Generation of Tet1+Tet2 DKO

The double KO for Tet1 and Tet2 was generated by CRISPR/Cas system. Capped polyadenylated Cas9 mRNA was produced by in vitro transcription (mMESSAGE mMACHINE T7 ULTRA kit, Life Technologies) from the plasmid pMJ920 (Addgene 42234) linearized with BstBI and treated with Antarctic phosphatase (NEB). Single guide RNAs (sgRNA) for Tet1 and Tet2, previously described in22, were produced by in vitro transcription (MEGAshortscript T7 kit, Life Technologies) from g-Blocks containing T7 promoter.
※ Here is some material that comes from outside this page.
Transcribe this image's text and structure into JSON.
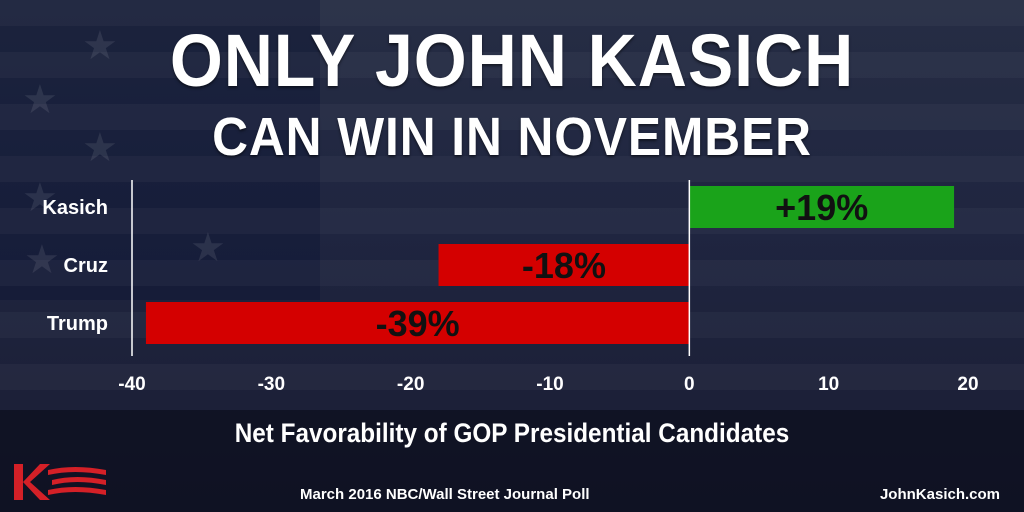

Both the Cas9 mRNA and the sgRNAs were purified using MEGAclear kit (Life Technologies) and eluted in TE buffer. Cas9 mRNA (100 ng/μl) and sgRNA (20 ng/μl) were injected into two cell embryos obtained from Gt(ROSA)26SorCol1a1/J females. Injected embryos were allowed to develop to the blastocyst stage and transferred to CD1 foster mothers by utero-tubal embryo transfer. Genotyping was performed on DNA extracted from a tail biopsy by using specific primers spanning the target sequence (Supplementary Table S5). The PCR product was purified and cloned into pCR 2.1 TOPO TA (Life Technologies, Grand Island, NY, USA) and transformed into competent cells as above. The indels (insertion/deletion) produced by CRISPR were analyzed in 10 clones per pup.

Additional Information

How to cite this article: Bermejo-Álvarez, P. et al. Tet-mediated imprinting erasure in H19 locus following reprogramming of spermatogonial stem cells to induced pluripotent stem cells. Sci. Rep. 5, 13691; doi: 10.1038/srep13691 (2015).